Het gaat me om het zinnetje ‘Liewe kijkt’. Dat is even overbodig als krachtig, want dít is wat de Hollander doet. Kijken, analyseren, concluderen. Omgekeerd kan Deen ook ongegeneerd literair schrijven:

‘Het duurt uren voor Liewe in slaap valt. Al die tijd ligt hij op zijn rug en wacht. En als de slaap hem eindelijk overmant, komt die niet als een verlossing, maar als een schaduw die aan zijn voeteneind opwolkt, zich dan als een sluier over het bed uitspreidt en hem alle adem beneemt. Bewegingloos ligt hij op zijn bed, armen gestrekt langs zijn lichaam, maar in zijn droom draait hij zich om, spreidt zijn armen in een poging alles wat hem dierbaar is af te schermen voor de schaduw die als een net over hem geworpen is. Als hij wakker schrikt, trekt de schaduw zich maar heel geleidelijk terug.
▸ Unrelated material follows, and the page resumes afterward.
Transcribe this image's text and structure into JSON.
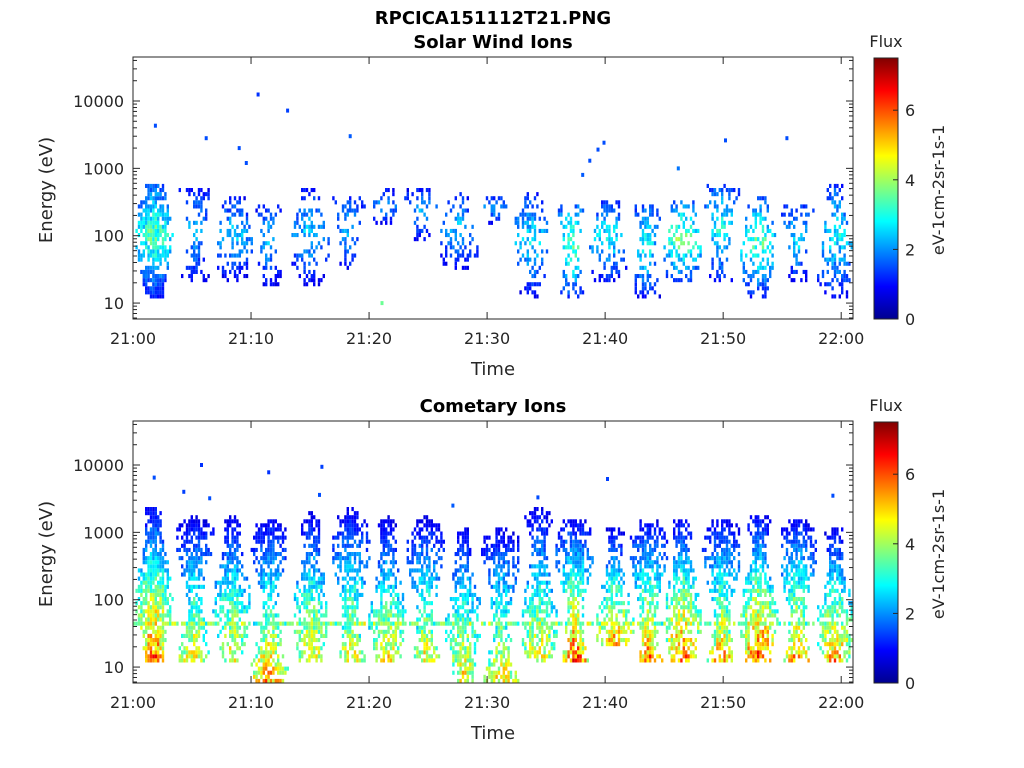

Hij is nog nooit zo bang geweest.’

Een schaduw die aan je voeteneind opwolkt, ja. De duiker is slim en sterk en sympathiek, en op alle niveaus goed geschreven. Ik krijg er zin van de Wadden te bezoeken, alle Waddeneilanden, ik krijg zin in een derde deel, en ik benijd alle lezers die dit boek nog mogen lezen.

Daan Stoffelsen is webredacteur bij Athenaeum Boekhandel.